Their turbulent relationship, which ended with Dyer’s suicide in 1971, is the subject of John Mayberry’s excellent film, Love Is the Devil (1998), starring Derek Jacobi (Bacon) and Daniel “Bond” Craig (Dyer). Bacon was offered both a knighthood and the Order of Merit, refusing them both. He died in April 1992 in Madrid, in the arms of a Spanish banker, his latest love interest.
- Joe Orton (writer, 1933-1967) & Kenneth Halliwell (writer, 1926-1967) – Ended in bloodbath!
Fellow RADA student Kenneth Halliwell became Joe Orton’s mentor and lover soon after the latter came to London from Leicester in the early 50s. Halliwell encouraged Orton to read and study literature and was very influential.

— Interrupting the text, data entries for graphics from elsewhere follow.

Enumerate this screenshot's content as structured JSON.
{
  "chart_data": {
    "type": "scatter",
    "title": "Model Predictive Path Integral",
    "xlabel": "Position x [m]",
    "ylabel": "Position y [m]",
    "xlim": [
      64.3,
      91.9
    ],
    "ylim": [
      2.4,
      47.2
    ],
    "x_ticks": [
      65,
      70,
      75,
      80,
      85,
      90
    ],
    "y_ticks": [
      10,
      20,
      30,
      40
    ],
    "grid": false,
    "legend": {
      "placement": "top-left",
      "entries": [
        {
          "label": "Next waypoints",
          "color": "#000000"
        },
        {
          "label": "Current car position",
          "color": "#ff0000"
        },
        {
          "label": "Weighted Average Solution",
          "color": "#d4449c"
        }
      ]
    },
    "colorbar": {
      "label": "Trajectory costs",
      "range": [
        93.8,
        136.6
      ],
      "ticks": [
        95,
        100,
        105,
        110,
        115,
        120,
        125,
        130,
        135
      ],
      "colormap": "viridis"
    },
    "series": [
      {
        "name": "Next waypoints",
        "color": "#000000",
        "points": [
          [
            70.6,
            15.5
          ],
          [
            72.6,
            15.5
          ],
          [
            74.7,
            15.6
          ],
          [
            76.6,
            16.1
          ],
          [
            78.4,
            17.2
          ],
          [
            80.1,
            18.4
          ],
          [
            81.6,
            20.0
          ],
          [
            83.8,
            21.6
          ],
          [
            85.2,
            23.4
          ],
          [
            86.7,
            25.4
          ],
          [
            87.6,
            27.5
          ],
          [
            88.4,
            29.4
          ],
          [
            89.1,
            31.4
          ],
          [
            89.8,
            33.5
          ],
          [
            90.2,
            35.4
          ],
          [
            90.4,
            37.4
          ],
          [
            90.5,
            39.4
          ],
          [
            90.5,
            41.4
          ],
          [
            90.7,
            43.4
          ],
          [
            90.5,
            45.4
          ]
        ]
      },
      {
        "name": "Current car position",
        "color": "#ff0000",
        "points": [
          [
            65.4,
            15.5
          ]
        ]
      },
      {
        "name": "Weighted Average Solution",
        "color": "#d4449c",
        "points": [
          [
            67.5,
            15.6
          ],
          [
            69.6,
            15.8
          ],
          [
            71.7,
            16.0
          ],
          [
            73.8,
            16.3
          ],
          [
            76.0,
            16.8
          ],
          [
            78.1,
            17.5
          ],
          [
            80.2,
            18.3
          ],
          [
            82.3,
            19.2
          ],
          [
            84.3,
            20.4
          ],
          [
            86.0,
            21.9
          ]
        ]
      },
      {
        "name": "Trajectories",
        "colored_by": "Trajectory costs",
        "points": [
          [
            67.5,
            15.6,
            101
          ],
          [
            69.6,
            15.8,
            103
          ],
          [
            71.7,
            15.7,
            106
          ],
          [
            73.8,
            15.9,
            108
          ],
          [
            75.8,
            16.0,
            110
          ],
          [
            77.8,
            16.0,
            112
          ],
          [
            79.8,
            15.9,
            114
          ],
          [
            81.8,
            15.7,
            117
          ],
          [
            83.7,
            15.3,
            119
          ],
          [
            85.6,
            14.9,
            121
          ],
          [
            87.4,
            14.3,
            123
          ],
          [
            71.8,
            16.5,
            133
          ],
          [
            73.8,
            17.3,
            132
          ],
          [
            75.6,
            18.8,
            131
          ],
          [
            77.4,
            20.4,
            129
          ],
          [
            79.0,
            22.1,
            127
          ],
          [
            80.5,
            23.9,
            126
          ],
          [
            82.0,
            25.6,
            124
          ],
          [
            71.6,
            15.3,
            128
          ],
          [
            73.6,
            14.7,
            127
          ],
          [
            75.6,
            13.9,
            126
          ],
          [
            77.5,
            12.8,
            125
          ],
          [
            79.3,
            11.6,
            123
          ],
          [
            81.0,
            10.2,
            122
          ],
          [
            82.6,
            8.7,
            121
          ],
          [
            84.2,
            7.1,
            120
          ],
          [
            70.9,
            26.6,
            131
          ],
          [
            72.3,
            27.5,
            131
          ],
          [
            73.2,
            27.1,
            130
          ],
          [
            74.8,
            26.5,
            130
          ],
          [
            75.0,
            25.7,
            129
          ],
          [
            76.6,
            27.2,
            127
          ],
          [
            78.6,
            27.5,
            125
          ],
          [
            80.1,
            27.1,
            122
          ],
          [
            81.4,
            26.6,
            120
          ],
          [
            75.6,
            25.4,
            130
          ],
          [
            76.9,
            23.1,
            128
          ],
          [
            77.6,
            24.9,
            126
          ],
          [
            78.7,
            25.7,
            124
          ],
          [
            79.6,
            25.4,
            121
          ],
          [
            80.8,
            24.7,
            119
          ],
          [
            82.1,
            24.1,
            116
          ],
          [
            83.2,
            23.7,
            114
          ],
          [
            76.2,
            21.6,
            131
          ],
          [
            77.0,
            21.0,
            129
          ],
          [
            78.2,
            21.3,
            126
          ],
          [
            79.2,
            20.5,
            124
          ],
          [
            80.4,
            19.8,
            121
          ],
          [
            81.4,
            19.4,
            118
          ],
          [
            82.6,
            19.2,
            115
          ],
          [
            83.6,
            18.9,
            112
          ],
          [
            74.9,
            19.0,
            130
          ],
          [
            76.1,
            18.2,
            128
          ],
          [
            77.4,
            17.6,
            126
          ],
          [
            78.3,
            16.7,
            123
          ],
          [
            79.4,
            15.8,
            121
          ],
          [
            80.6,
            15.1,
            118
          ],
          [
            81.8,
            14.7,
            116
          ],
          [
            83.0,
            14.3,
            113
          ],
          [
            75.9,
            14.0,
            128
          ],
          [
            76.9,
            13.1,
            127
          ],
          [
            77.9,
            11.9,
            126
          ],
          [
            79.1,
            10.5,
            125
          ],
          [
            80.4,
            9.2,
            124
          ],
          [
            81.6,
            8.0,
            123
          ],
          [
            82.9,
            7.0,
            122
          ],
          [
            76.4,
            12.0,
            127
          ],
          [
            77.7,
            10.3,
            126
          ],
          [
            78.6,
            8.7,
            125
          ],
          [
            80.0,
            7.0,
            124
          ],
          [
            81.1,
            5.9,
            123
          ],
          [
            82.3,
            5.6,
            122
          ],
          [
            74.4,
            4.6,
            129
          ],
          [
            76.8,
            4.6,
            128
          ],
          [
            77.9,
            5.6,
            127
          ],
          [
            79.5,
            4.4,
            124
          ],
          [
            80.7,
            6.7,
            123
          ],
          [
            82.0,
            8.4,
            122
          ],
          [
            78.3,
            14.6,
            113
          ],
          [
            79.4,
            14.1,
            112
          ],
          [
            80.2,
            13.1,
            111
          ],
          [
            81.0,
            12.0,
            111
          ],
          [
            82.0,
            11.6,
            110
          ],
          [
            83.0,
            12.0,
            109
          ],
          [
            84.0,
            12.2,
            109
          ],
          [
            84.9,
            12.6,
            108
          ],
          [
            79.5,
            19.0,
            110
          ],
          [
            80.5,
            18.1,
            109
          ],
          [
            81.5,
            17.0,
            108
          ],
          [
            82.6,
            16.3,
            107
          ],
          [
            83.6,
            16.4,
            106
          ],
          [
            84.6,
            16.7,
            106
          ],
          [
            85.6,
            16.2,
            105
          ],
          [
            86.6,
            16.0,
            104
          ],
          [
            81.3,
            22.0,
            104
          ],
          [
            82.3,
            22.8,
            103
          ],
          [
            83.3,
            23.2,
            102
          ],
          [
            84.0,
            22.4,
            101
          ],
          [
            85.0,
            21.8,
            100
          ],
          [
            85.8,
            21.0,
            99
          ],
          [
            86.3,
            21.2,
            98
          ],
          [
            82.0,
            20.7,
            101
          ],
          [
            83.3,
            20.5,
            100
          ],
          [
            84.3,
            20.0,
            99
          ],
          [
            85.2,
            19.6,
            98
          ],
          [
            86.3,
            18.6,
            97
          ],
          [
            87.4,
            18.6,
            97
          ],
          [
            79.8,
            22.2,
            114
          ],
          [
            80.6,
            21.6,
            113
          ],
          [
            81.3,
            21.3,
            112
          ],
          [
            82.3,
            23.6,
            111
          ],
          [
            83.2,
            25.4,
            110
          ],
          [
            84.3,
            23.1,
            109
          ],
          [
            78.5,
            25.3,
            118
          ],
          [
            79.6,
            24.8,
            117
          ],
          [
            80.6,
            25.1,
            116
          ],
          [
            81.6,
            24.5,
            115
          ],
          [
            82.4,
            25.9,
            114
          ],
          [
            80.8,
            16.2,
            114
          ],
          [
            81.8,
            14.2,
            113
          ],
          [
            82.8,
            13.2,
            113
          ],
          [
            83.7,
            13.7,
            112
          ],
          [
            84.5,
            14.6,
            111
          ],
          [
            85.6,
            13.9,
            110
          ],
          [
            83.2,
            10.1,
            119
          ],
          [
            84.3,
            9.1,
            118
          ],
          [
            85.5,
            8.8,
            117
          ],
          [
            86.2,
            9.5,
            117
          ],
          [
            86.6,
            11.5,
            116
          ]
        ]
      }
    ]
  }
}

However, in 1962, both were arrested and charged with defacing library books and were sent to prison for six months. After their release, Orton began writing in earnest, working on a novel and plays. As he became a famous, albeit controversial, figure in London circles, the older and less successful Halliwell grew increasingly jealous of his younger, more successful partner. On 9 August 1967, Halliwell bludgeoned Orton to death in his sleep in their Islington flat in North London; and subsequently swallowed a lethal dose of sleeping pills.